1H−NMR(CDCl3、ppm):1.11−1.19(3H,−CH(CH 3)−)、2.34−2.59(6H,−CH 2CH 2COOCH(CH3)CH 2−)、3.56−3.60(3H,−COOCH 3)、5.09−5.22(1H,−CH(CH3)−)、11.77(1H,broad,−COOH)。

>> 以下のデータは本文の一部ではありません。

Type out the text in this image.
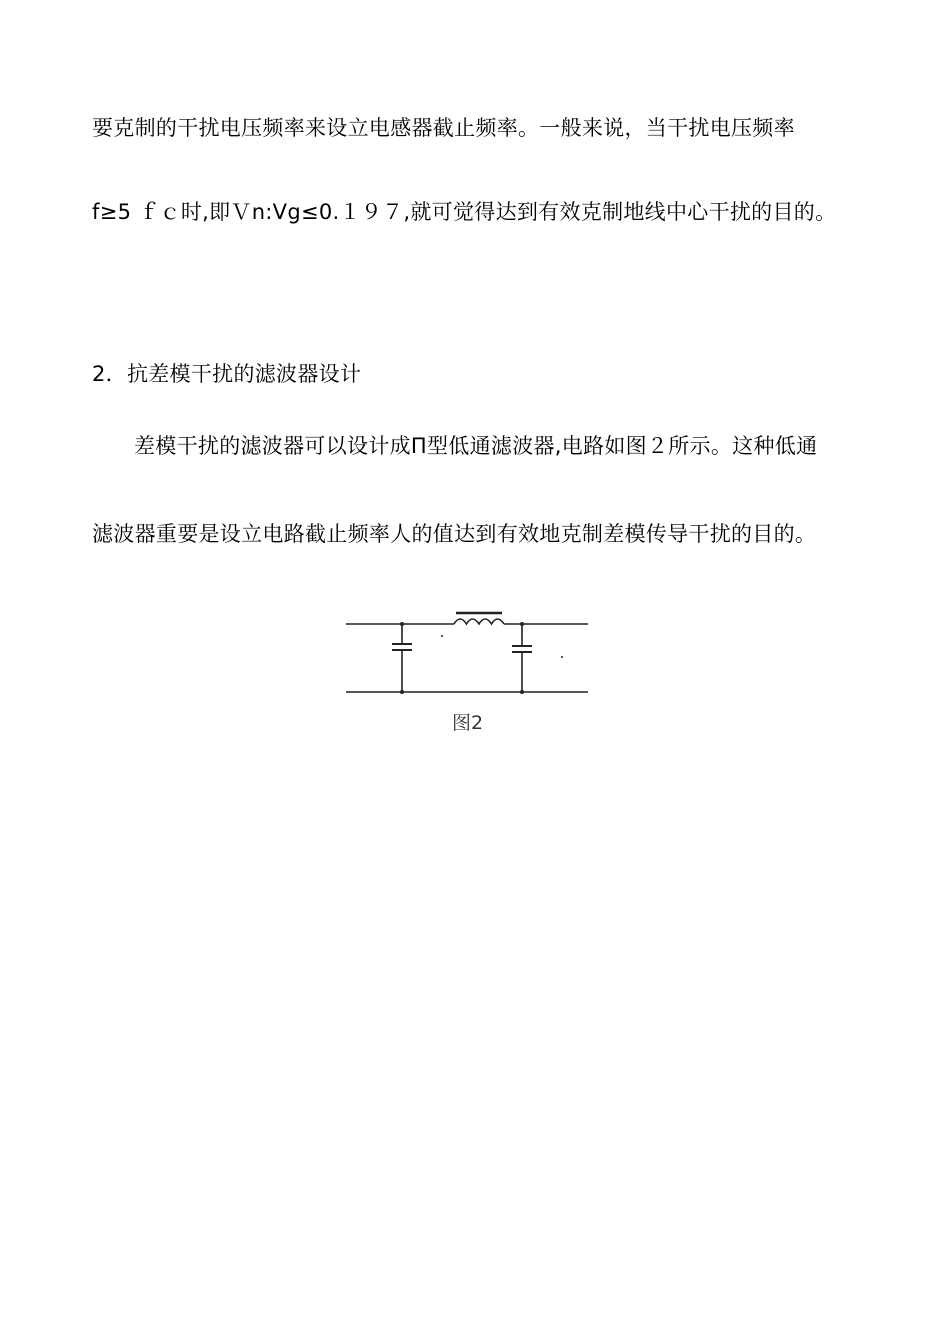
要克制的干扰电压频率来设立电感器截止频率。一般来说，当干扰电压频率
f≥5 ｆｃ时,即Ｖn:Vg≤0.１９７,就可觉得达到有效克制地线中心干扰的目的。
2．抗差模干扰的滤波器设计
差模干扰的滤波器可以设计成Π型低通滤波器,电路如图２所示。这种低通
滤波器重要是设立电路截止频率人的值达到有效地克制差模传导干扰的目的。
图2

なお、NMRスペクトルの結果から、下記式のメトキシカルボニル基とカルボキシル基とが入れ替わったモノメチルエステル、カルボキシル基に代えてメトキシカルボニル基が置換したジメチルエステルも含まれていることがわかった。さらに、ジカルボン酸モノメチル1モルに対して0.5モルのトリエチルアミンが含まれることを確認した。このトリエチルアミンは、ジカルボン酸モノメチルと塩を形成していると考えられる。なお、トリエチルアミンの仕込み量に対する残量は濃縮時に除去されたものと考えられる。
実施例3
無水コハク酸17.31g(0.173mol)、(R)−3−ヒドロキシ酪酸9.00g(0.086mol)、チタンテトラブトキシド0.25mlを200mlフラスコに入れ、窒素雰囲気下、115℃で1.5時間反応させ、ジカルボン酸と無水コハク酸との割合が1:1である混合物を得た。さらに、1,4−ブタンジオールを15.59g(0.173mol)加え、2mmHg減圧下、190℃まで徐々に昇温し、190℃で1時間反応させてポリマー(ポリエステル)を得た。得られたポリマーの数平均分子量Mnは4000、重量平均分子量Mwは8000であった。また、ポリマーの構成単位のうち、(R)−3−ヒドロキシ酪酸単位の割合は、無水コハク酸単位に対して37モル%であった。なお、クロトン酸は、無水コハク酸単位に対して1モル%[(R)−3−ヒドロキシ酪酸単位に対して2.7モル%]の割合でポリマーに混在していた。なお、クロトン酸は、ポリマーの末端に付加していると考えられる。
実施例4
無水マレイン酸29.4g(0.300mol)、(R)−3−ヒドロキシ酪酸15.6g(0.150mol)、チタンテトラブトキシド0.25mlを200mlフラスコに入れ、窒素雰囲気下、115℃で1.5時間反応させ、ジカルボン酸と無水マレイン酸との割合が1:1である混合物を得た。さらに、1,4-ブタンジオールを28.4g(0.315mol)加え、2mmHg減圧下、220℃まで徐々に昇温し、220℃で3時間反応させてポリマーを得た。得られたポリマーは、重量平均分子量Mwが9000であったが、高分子量体である架橋成分を含んでいた。得られたポリマーをテトラヒドロフラン(THF)に溶解させ、ヘキサンにより再沈殿させることで重量平均分子量Mwが44500の高分子量のポリマー(ポリエステル)を得た。また、ポリマーの構成単位のうち、(R)−3−ヒドロキシ酪酸単位の割合は、無水マレイン酸単位に対して40モル%であった。なお、クロトン酸は、無水マレイン酸単位に対して4モル%[(R)−3−ヒドロキシ酪酸単位に対して10モル%]の割合でポリマーに混在していた。なお、クロトン酸は、ポリマーの末端に付加していると考えられる。
実施例5
(R)−3−ヒドロキシ酪酸20.8g(0.200mol)、無水マレイン酸19.6g(0.200mol)、トリエチルアミン20.2gを150mlのジクロロメタンに溶解させ、50℃の還流条件下で、1時間反応させて、ジカルボン酸を得た。得られたジカルボン酸のうち12.0g(0.059mol)とアジピン酸30.8g(0.211mol)とヘキサメチレンジアミン30.6g(0.263mol)とを180℃から230℃まで徐々に加熱しつつ反応させて茶色のポリアミド(ポリエステルアミド)を得た。
比較例1
アジピン酸38.43g(0.263mol)、エチレングリコール48.97g(0.789mol)、(R)−3−ヒドロキシ酪酸5.48g(0.0526mol)を300mlフラスコに入れ、130℃から145℃まで窒素雰囲気下で徐々に加熱した。さらに、0.9%水溶液の二酸化ゲルマニウム(GeO2)1.48gを加え、2mmHgに減圧下、200℃まで徐々に加熱し、200℃で1時間反応させてポリマーを得た。得られたポリマーの数平均分子量Mnは1300、重量平均分子量Mwは2100であった。また、ポリマーの構成単位のうち、(R)−3−ヒドロキシ酪酸単位の割合は、無水マレイン酸単位に対して17モル%であった。なお、クロトン酸は、無水マレイン酸単位に対して2モル%[(R)−3−ヒドロキシ酪酸単位に対して12モル%]の割合でポリマーに混在していた。
実施例3及び4に示されるように、実施例3及び4で得られたポリマー(ポリエステル)は、比較例1で得られたポリマー(ポリエステル)に比べ、高分子量であり、かつ(R)−3−ヒドロキシ酪酸単位の割合が大きい。さらに、ジカルボン酸を分離精製することなく、重合反応に供しても、ポリマーに導入された(R)−3−ヒドロキシ酪酸単位に対するクロトン酸の生成割合が低い。また、実施例5に示されるように、ポリアミドも得ることができた。